The actual period of magnesium during World War II varies depending on what country is mentioned. Traditionally, in the U.S., 1941 is considered as the starting time of the war, but for Europeans and others, the time was much earlier.
Table 1. World production of magnesium in 1938
Source: The History of Magnesium, Major CJP Ball
The German industry was quietly developing magnesium production in the 1930's. By 1938, they produced more magnesium than the total of all of the magnesium producers in the world. The military need for magnesium in Germany required the continued expansion of the industry to a peak of 34,000 tons per year (tpy) in Germany itself. The Germans also built new plants at Mossienbaum, Austria, 20,000 tpy and at Heroya, Norway, 10,000 tpy. Another plant of 24,000 tpy capacity was built at Vienna, Austria, but was destroyed by bombing before completion. In 1944, the plants operating in Germany were Aken, 12,000 tons; Stassfurt, 12,000 tons; Bitterfeld, 4,000 tons; Heringen, 6,000 tons. (9)
In Great Britain, magnesium production was expanded by fully utilizing the existing magnesium plants and by expanding on the existing technology. The production reached a peak in 1943 at 32,000 tons divided up between Magnesium Elektron with 10,000 tons at Lowerhouse; 5,000 tons at Clifton Junction; Murex, Ltd, 6,000 at Rainham; 5,000 tons at Moss End; Magnesium Metals, 1,000 tons at Swansea; International Alloys, 5,000 tons at Cardiff.
Australia, in 1941, built a 1,000-tpy magnesium production plant using the Murex process (thermic reduction of magnesite with calcium carbide). The production never reached rated capacity and the plant, operated by BHP, was shutdown in 1944.
In Switzerland, the plant at Maartigny-Bourg produced magnesium in small quantities until 1947.
In Italy, in 1939, the Samis/Aosta Company was formed to operate the I.G. dolomite-ferrosilicon thermal reduction process. It produced 350 tpy until 1945 when it was closed. The Societe Anonima Italiana per il Magnesio e Leghi de Magnesio was founded in 1938 to erect a plant at Bolzano to operate the Amati process for the extraction of magnesium from the oxide. The Amati process used large internally heated retorts with special large briquettes placed on trays and lowered into the retort. Condensed magnesium crowns from this process were reported to weigh over 450 kg. This plant reached an output of over 4,000 tpy at its peak in 1943. (9)
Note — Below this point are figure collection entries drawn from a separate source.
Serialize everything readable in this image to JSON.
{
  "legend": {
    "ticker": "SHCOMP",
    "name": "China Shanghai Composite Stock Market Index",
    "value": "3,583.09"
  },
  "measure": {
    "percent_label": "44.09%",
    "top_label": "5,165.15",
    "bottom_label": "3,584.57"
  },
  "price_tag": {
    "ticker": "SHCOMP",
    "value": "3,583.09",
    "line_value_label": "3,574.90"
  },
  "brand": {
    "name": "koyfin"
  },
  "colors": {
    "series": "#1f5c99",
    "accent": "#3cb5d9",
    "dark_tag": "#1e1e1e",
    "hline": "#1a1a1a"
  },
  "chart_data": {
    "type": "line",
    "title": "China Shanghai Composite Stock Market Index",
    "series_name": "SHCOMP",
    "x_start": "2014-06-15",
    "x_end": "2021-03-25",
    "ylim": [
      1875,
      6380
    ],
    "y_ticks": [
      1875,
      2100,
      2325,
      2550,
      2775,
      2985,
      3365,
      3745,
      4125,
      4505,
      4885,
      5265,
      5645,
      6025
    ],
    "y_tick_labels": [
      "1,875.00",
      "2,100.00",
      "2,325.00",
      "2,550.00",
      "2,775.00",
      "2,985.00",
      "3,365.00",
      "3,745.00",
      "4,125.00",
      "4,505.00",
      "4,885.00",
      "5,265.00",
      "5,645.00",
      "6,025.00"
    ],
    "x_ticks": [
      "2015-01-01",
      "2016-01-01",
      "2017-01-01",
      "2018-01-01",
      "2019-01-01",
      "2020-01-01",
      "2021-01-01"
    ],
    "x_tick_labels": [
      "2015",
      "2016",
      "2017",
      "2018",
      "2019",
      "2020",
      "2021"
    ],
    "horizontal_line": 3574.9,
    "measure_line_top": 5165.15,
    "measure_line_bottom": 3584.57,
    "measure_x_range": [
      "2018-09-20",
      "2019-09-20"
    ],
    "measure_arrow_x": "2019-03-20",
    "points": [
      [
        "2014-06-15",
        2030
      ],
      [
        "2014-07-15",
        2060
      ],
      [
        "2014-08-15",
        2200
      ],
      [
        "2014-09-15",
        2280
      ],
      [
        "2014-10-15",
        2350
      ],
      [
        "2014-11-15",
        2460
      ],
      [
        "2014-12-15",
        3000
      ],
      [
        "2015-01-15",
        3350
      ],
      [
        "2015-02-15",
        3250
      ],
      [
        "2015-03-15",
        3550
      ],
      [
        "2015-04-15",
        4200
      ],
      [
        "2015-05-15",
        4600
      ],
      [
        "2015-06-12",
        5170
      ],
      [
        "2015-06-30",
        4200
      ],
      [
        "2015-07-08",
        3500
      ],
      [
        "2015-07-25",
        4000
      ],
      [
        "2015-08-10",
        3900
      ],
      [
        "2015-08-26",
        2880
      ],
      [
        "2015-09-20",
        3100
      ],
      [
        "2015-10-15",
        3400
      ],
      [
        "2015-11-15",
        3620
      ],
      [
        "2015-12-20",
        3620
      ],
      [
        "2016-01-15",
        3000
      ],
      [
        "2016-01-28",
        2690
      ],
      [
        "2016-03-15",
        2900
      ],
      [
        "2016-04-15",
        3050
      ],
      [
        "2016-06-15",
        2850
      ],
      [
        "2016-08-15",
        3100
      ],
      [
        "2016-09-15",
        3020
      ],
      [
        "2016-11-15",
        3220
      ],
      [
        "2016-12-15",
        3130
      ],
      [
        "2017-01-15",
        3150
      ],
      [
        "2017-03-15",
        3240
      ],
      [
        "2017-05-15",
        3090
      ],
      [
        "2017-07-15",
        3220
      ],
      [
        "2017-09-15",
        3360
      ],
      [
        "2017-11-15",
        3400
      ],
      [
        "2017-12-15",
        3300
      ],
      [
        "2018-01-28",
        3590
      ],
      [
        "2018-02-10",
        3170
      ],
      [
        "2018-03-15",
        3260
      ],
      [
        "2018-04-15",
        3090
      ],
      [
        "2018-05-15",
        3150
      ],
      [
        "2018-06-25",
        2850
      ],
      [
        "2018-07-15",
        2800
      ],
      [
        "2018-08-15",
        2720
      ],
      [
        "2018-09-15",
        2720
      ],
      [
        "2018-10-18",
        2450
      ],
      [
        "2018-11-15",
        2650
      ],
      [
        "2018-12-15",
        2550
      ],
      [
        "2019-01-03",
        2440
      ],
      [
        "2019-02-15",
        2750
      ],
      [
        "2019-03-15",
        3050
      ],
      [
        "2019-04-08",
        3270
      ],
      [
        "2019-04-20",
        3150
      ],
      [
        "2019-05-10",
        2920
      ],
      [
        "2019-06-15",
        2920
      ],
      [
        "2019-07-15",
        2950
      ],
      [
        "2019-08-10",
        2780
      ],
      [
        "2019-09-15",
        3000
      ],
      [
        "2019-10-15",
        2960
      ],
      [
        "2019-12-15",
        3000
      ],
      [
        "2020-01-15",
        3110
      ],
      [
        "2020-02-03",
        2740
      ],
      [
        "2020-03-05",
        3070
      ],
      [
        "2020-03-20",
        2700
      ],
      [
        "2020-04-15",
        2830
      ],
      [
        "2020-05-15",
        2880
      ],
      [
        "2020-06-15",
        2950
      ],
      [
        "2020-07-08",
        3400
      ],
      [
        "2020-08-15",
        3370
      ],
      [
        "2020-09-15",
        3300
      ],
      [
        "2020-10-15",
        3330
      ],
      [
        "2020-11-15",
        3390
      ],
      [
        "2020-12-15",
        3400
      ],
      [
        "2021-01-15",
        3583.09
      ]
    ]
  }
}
In France, two modern plants improving on the original electrolytic plants were built at Jarrie, Isere and St. Auban in the Basses-alpes. These plants produced 3,000 tpy using the I.G. process during the first part of the war. During occupation, the plant production dropped to 400 tpy. Lab work done on a thermal reduction process in the 1931-1938 period, but no plant was built. This work was the basis for the Magnetherm process installed in 1964. (9)
In Japan, in 1942, there were six plants producing magnesium. Two plants in Korea and one in Taiwan were operated by Japanese companies. The metal produced in these plants was obtained from magnesite and brines by electrolysis and carbothermic production. Seawater was not used and no silicothermic methods were employed. Production of magnesium by the Japanese doubled during World War II and all of it was used as an alloying element in aluminum, for fighter planes (mainly the Zero), in pyrotechnics, and other war materials. By December 1945, 16 plants were operating in Japan, Korea, and Taiwan to supply Japan's war requirements. (9)
The 10,000-tpy German plant built in Norway in 1940 only operated for several years and was destroyed by bombs.
During the war, Russia increased magnesium production at Solikamsk. The plant at Zaporozhye, in the Dnieper Basin, came under danger from attacking forces. Much of the equipment was moved and key members of the plant staff were transferred to Solikamsk to assist in expanding magnesium production. After the close of the war, the 12,000-ton capacity plant at Aken in East Germany and the 20,000-ton capacity plant in the Soviet zone in Austria, were dismantled and taken to Russia. (10)
The largest major expansion of magnesium production came in the U.S. during 1940-1943. In 1940, Dow doubled the size of their Midland , Michigan plant which used brine for the source of magnesium chloride. At the same time, Dow started construction of its Freeport, Texas plant, which would use seawater as a magnesium chloride source. From 1941-1943, 15 magnesium plants were built in the U.S., 13 by the U.S. government. Of these, eight employed electrolytic processes, six used silicothermic processes, and one used the carbothermic process. U.S. production capacity reached 291,000 tpy in 1943.
In Canada, Dr. L. M. Pidgeon of the Canadian Research Council developed the thermal process that became known as the Pidgeon Process. This process used calcined dolomite and 75% FeSi ground, blended and briquetted into pellets that were charged into closed end, externally heated retorts. A 5,000-tpy plant was built at Haley, Ontario and quickly ramped up in production. This plant is still in operation today.